Syncsort and Vertica combined to devise and run a benchmark in which a data warehouse got loaded at 5 ½ terabytes per hour, which is several times faster than the figures used in any other vendors’ similar press releases in the past. Takeaways include:
- Syncsort isn’t just a mainframe sort utility company, but also does data integration. Who knew?
- Vertica’s design to overcome the traditional slow load speed of columnar DBMS works.
The latter is unsurprising. Back in February, I wrote at length about how Vertica makes rapid columnar updates. I don’t have a lot of subsequent new detail, but it made sense then and now.
As is always the case in private benchmarks – or indeed audited public ones – the specific numbers shouldn’t be taken too seriously. Back in February, Vertica talked of sustainable load speeds of 3-5 megabytes/second. That’s around 10-18 gigabytes/hour. Multiply by 16 for the number of nodes in this latest benchmark, tack on the factor of your choice for better hardware, and you still come out more than an order of magnitude away from the 5+TB/hour figure. (Edit: Omer Trajman clarifies in the comments that this comes from the difference between 1 stream of trickle feed and 8 streams of bulk load. Bulk rates are about 3X trickle rates, per stream, and the benchmark was done at 8 streams/node.)

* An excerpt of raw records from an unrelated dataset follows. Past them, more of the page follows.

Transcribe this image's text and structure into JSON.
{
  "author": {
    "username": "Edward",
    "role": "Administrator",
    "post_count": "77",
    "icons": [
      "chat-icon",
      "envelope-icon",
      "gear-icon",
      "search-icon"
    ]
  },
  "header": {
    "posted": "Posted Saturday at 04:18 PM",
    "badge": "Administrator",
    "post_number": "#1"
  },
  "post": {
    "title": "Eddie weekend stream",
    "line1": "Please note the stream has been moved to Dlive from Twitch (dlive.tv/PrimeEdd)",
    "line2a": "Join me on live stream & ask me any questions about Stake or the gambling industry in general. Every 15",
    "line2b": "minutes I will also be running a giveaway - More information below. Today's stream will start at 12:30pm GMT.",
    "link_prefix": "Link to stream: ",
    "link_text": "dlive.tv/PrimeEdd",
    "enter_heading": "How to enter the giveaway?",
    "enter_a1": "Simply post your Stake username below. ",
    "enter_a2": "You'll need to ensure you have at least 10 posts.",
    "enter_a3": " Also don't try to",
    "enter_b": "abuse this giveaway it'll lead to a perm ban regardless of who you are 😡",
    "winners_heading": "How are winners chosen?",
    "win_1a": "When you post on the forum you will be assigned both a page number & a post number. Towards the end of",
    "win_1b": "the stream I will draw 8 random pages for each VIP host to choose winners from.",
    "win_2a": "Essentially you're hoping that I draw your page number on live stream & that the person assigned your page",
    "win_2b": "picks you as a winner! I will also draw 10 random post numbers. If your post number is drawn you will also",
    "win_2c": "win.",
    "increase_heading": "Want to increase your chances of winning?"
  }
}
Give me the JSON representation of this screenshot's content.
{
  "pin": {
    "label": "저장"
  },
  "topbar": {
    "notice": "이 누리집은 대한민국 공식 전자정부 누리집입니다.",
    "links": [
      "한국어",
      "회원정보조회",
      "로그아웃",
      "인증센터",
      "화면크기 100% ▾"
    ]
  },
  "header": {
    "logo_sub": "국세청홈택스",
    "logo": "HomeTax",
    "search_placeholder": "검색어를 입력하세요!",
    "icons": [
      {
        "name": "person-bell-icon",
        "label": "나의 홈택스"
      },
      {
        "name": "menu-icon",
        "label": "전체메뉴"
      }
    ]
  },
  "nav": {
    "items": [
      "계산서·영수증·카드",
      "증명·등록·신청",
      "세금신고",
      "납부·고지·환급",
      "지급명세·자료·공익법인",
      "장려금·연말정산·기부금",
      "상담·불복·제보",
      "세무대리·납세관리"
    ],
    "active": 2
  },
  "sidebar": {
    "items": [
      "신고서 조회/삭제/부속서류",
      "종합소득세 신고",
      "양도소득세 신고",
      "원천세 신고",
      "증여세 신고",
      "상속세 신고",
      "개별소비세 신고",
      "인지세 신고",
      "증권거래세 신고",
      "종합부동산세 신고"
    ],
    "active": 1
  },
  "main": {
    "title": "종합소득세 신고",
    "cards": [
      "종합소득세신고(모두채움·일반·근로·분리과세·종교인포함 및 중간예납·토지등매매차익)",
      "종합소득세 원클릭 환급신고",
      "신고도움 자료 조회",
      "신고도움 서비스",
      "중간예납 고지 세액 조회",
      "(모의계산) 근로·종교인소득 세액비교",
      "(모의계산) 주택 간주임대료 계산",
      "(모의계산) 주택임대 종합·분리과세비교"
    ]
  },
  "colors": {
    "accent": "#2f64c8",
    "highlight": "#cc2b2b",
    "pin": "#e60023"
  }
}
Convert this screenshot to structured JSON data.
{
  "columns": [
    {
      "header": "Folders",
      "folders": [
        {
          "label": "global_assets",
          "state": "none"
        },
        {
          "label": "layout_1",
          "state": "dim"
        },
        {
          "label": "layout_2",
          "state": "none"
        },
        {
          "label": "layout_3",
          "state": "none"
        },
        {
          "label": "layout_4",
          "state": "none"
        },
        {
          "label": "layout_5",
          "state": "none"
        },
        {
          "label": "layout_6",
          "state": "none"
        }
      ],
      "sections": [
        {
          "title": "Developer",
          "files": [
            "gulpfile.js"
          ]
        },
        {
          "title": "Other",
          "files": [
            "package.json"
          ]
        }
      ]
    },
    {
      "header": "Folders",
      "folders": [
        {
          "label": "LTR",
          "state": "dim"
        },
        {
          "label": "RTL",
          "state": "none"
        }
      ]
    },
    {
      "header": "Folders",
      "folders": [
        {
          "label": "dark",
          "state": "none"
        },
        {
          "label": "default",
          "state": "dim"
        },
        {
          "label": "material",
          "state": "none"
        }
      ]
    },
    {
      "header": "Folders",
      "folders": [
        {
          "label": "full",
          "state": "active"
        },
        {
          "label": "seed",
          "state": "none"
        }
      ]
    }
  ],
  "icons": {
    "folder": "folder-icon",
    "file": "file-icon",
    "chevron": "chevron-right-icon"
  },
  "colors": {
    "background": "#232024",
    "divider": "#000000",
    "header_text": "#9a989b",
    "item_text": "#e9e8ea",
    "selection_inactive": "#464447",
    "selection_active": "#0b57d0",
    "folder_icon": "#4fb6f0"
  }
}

But all trailing zeros aside, I’m hearing more and more about data warehouse load speeds these days. E.g., data integration startup Expressor Software hopes fast loading will be one of its claims to fame. Aster Data’s architecture includes dedicated bulk load nodes. Kickfire bragged back in April of 100 GB/hour load speeds. Many other database vendors emphasize bulk and/or incremental load speed as well.

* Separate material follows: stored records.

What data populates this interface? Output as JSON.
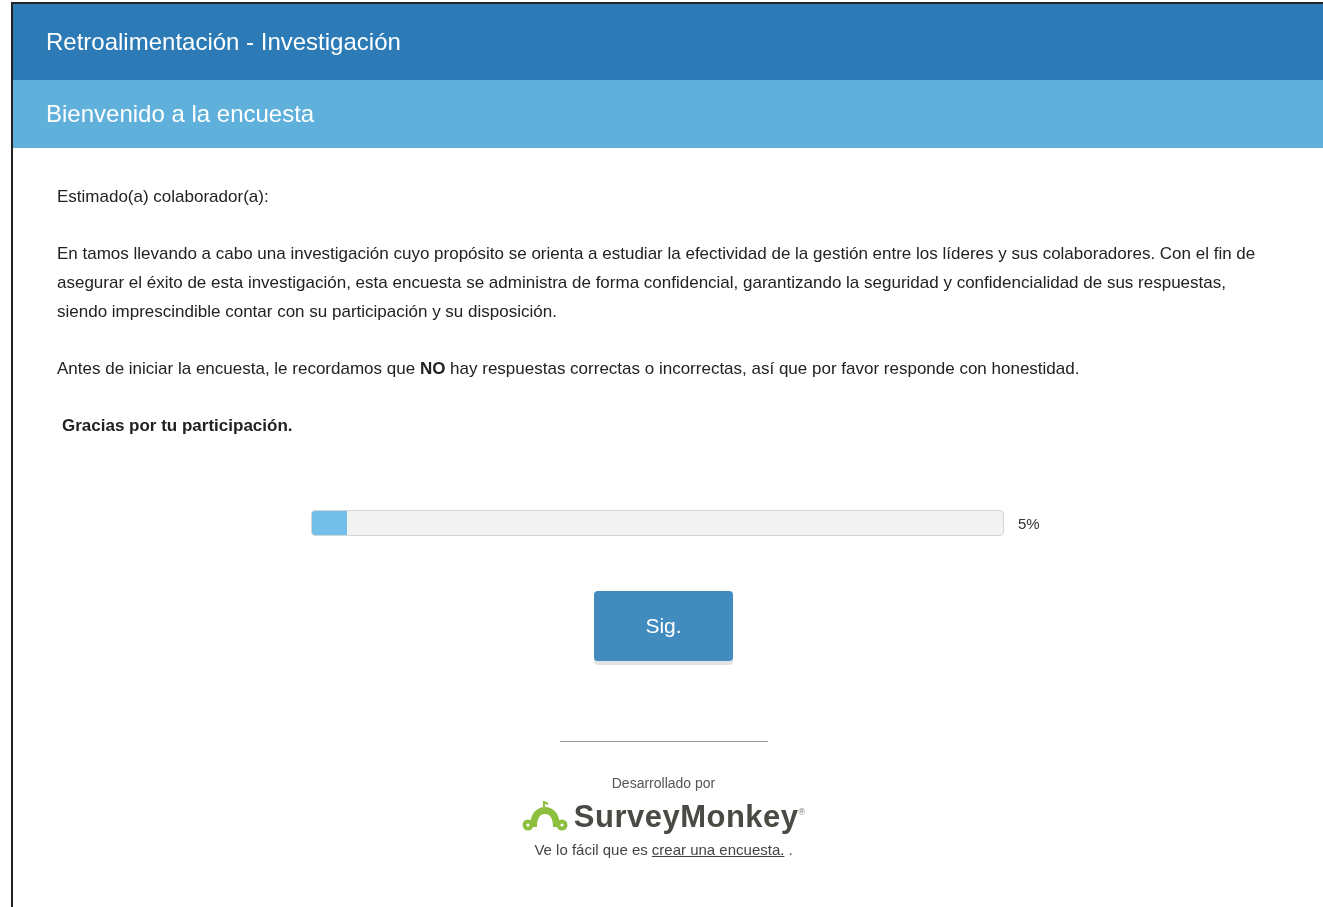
{
  "survey_title": "Retroalimentación - Investigación",
  "page_title": "Bienvenido a la encuesta",
  "greeting": "Estimado(a) colaborador(a):",
  "paragraphs": [
    "En tamos llevando a cabo una investigación cuyo propósito se orienta a estudiar la efectividad de la gestión entre los líderes y sus colaboradores. Con el fin de asegurar el éxito de esta investigación, esta encuesta se administra de forma confidencial, garantizando la seguridad y confidencialidad de sus respuestas, siendo imprescindible contar con su participación y su disposición.",
    "Antes de iniciar la encuesta, le recordamos que **NO** hay respuestas correctas o incorrectas, así que por favor responde con honestidad."
  ],
  "thanks": "Gracias por tu participación.",
  "progress": {
    "level": 0.05,
    "reading": "5%"
  },
  "next_button": "Sig.",
  "footer": {
    "powered_by": "Desarrollado por",
    "brand": "SurveyMonkey",
    "registered": "®",
    "tagline": "Ve lo fácil que es",
    "link": "crear una encuesta.",
    "trailing": "."
  }
}
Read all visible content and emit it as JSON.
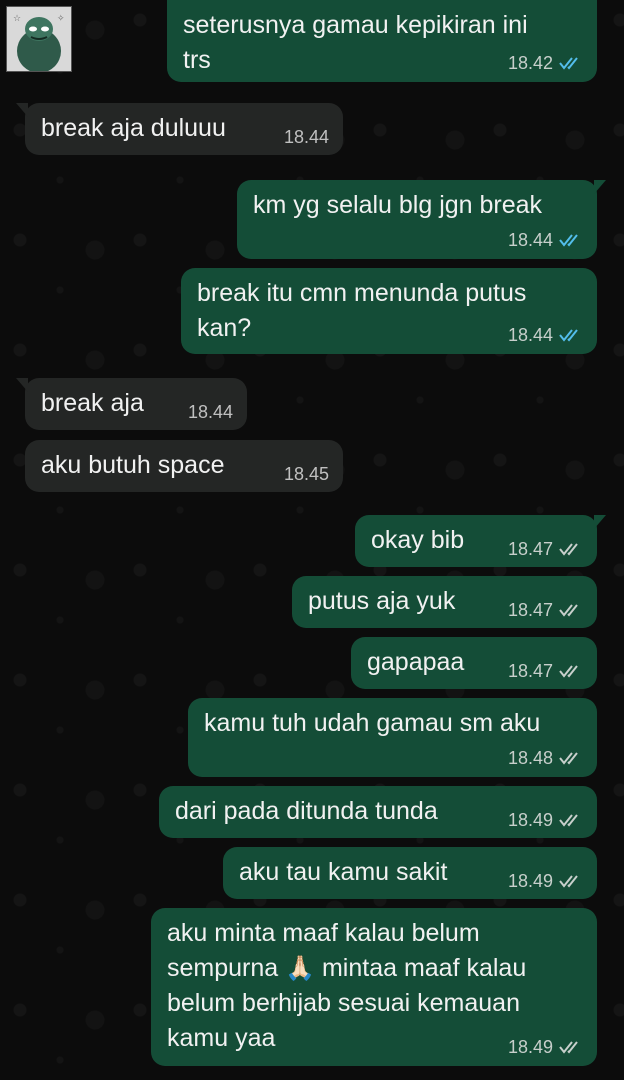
{
  "theme": {
    "outgoing_bubble": "#144d37",
    "incoming_bubble": "#242625",
    "read_ticks": "#53bdeb",
    "delivered_ticks": "#c7cfcb"
  },
  "messages": [
    {
      "dir": "out",
      "text": "seterusnya gamau kepikiran ini\ntrs",
      "time": "18.42",
      "status": "read"
    },
    {
      "dir": "in",
      "text": "break aja duluuu",
      "time": "18.44"
    },
    {
      "dir": "out",
      "text": "km yg selalu blg jgn break",
      "time": "18.44",
      "status": "read"
    },
    {
      "dir": "out",
      "text": "break itu cmn menunda putus\nkan?",
      "time": "18.44",
      "status": "read"
    },
    {
      "dir": "in",
      "text": "break aja",
      "time": "18.44"
    },
    {
      "dir": "in",
      "text": "aku butuh space",
      "time": "18.45"
    },
    {
      "dir": "out",
      "text": "okay bib",
      "time": "18.47",
      "status": "delivered"
    },
    {
      "dir": "out",
      "text": "putus aja yuk",
      "time": "18.47",
      "status": "delivered"
    },
    {
      "dir": "out",
      "text": "gapapaa",
      "time": "18.47",
      "status": "delivered"
    },
    {
      "dir": "out",
      "text": "kamu tuh udah gamau sm aku",
      "time": "18.48",
      "status": "delivered"
    },
    {
      "dir": "out",
      "text": "dari pada ditunda tunda",
      "time": "18.49",
      "status": "delivered"
    },
    {
      "dir": "out",
      "text": "aku tau kamu sakit",
      "time": "18.49",
      "status": "delivered"
    },
    {
      "dir": "out",
      "text_parts": [
        "aku minta maaf kalau belum\nsempurna ",
        "🙏🏻",
        " mintaa maaf kalau\nbelum berhijab sesuai kemauan\nkamu yaa"
      ],
      "time": "18.49",
      "status": "delivered"
    }
  ]
}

There are at least two main reasons for this emphasis on data warehouse load speed. First, increasingly many data warehouse use cases are 24/7, making batch windows problematic. Examples can include call centers, website personalization, or manufacturing, plus any kind of global enterprise or global SaaS operation. Second, there are a lot of use cases where, 24/7-ness even aside, data comes in fast. Clickstream/network event is the most obvious example. Telecom is another biggie. And all meltdowns aside, there is quite a lot of database use — including columnar databases — in the financial trading “tick store” market.
All that said — I think most commercial data warehouse DBMS will provide most users with much more load speed than they actually need. More important in most cases will be the performance overhead created by the loading, as well as the load speed and hardware utilization of the data integration middleware itself. But at some point in the technology stack, data warehouse load speed is an increasingly non-trivial subject.